The kindergarten teacher version is that ignorance engenders fear and it is this fear from which discrimination stems. True, maybe, but not okay and scary as hell.
The Burlington Coat Factory controversy in Manhattan has proven one thing for sure: that Civil Rights are a myth, that many Americans are as prejudiced and closed-minded as they were in the 40s, in the 60s, since forever.
Supposedly one could argue that this is about crowd psychology, but the fact that a crowd of protesters turned on a bystander because he looked different from them and began harassing him makes me sick. Absolutely sick. We can attribute this to the increasing radicalization of the “American Right” but there are so many others at fault. There is no question in my mind that the primary perpetrator of this discrimination is the overwhelming ignorance and sensationalistic attitudes of so many Americans. But it is also the fault of the “leftist” media for exploiting what they see as absurdity and, often, humor and giving these “radicals” air time, lending credulous credence to their off-the-deep-end views.

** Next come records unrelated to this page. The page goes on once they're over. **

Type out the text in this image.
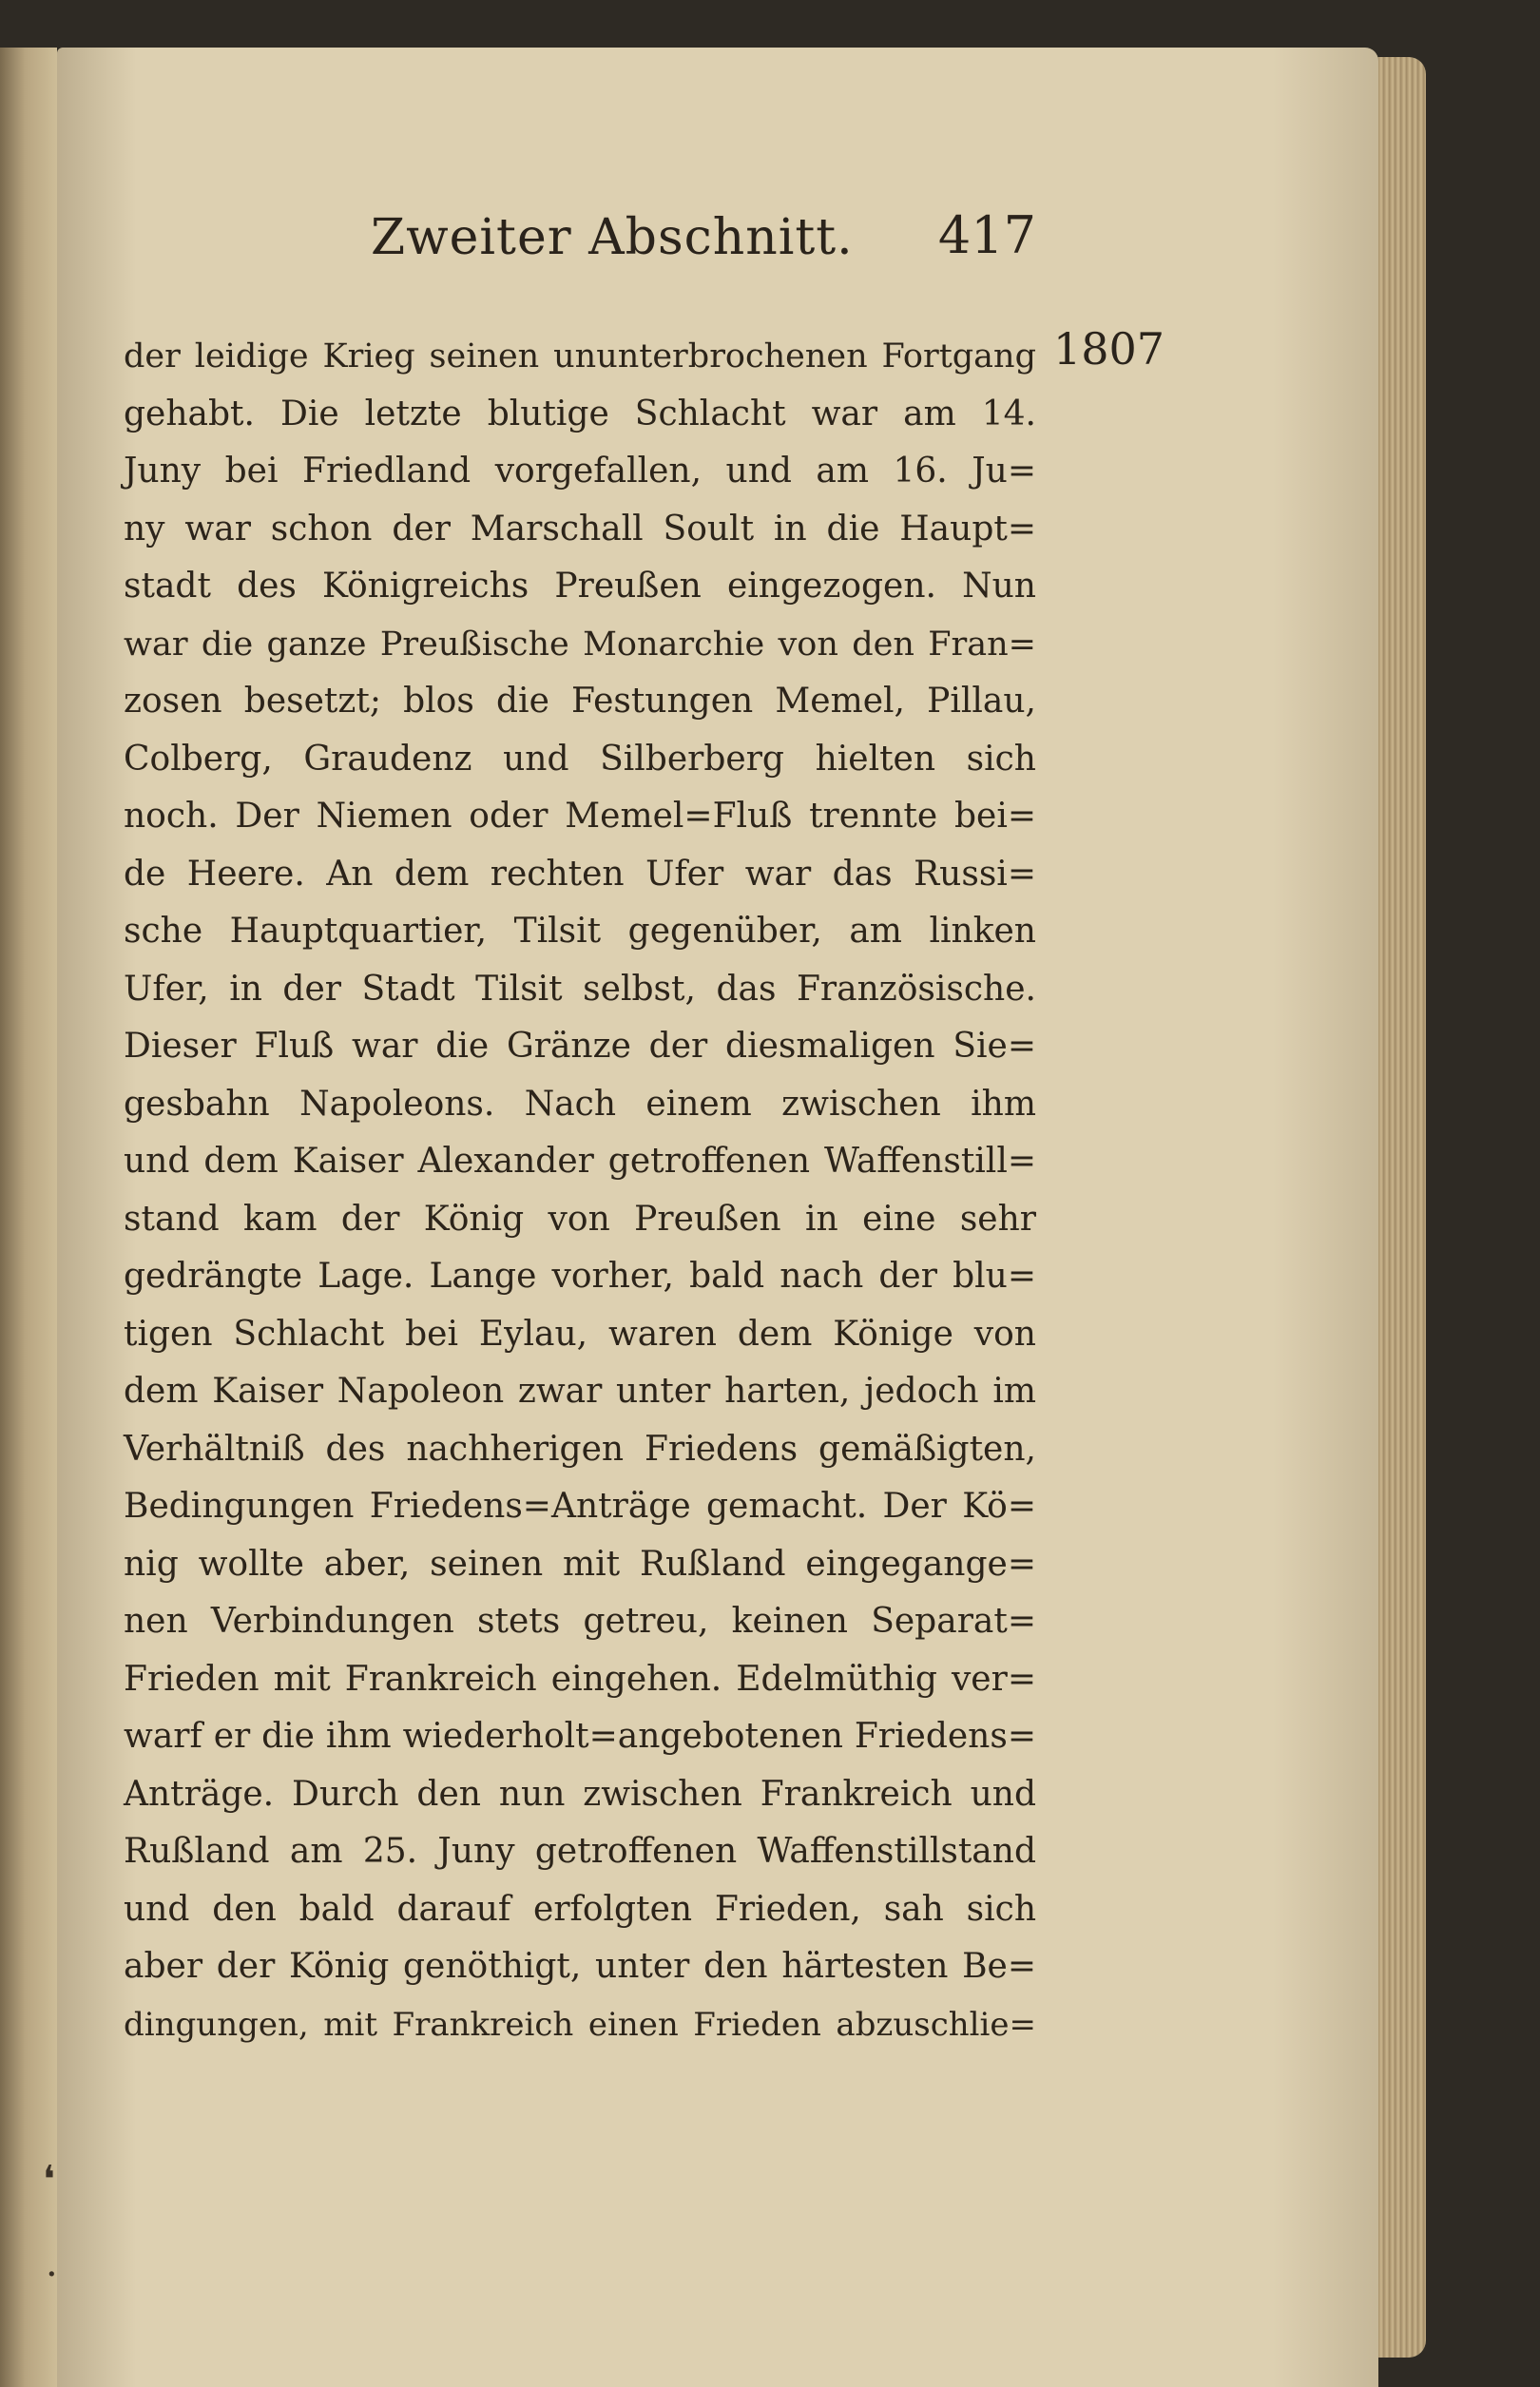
Zweiter Abschnitt. 417
1807
der leidige Krieg seinen ununterbrochenen Fortgang
gehabt. Die letzte blutige Schlacht war am 14.
Juny bei Friedland vorgefallen, und am 16. Ju=
ny war schon der Marschall Soult in die Haupt=
stadt des Königreichs Preußen eingezogen. Nun
war die ganze Preußische Monarchie von den Fran=
zosen besetzt; blos die Festungen Memel, Pillau,
Colberg, Graudenz und Silberberg hielten sich
noch. Der Niemen oder Memel=Fluß trennte bei=
de Heere. An dem rechten Ufer war das Russi=
sche Hauptquartier, Tilsit gegenüber, am linken
Ufer, in der Stadt Tilsit selbst, das Französische.
Dieser Fluß war die Gränze der diesmaligen Sie=
gesbahn Napoleons. Nach einem zwischen ihm
und dem Kaiser Alexander getroffenen Waffenstill=
stand kam der König von Preußen in eine sehr
gedrängte Lage. Lange vorher, bald nach der blu=
tigen Schlacht bei Eylau, waren dem Könige von
dem Kaiser Napoleon zwar unter harten, jedoch im
Verhältniß des nachherigen Friedens gemäßigten,
Bedingungen Friedens=Anträge gemacht. Der Kö=
nig wollte aber, seinen mit Rußland eingegange=
nen Verbindungen stets getreu, keinen Separat=
Frieden mit Frankreich eingehen. Edelmüthig ver=
warf er die ihm wiederholt=angebotenen Friedens=
Anträge. Durch den nun zwischen Frankreich und
Rußland am 25. Juny getroffenen Waffenstillstand
und den bald darauf erfolgten Frieden, sah sich
aber der König genöthigt, unter den härtesten Be=
dingungen, mit Frankreich einen Frieden abzuschlie=
❛
·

I am beginning to fear that I am one of a small group of people who believes it is important to learn about something before taking an active stance on it. Do these people even know what Sharia is? Who Hamas is and what it does? Do they know what a mosque is for? Maybe that’s not giving them enough credit. Certainly some of them are probably well-informed and have come to this position legitimately. But based on their attitudes, what they say, how they treat this issue, it seems that this is not the case for most.
I am saddened, I am ashamed, and I am scared.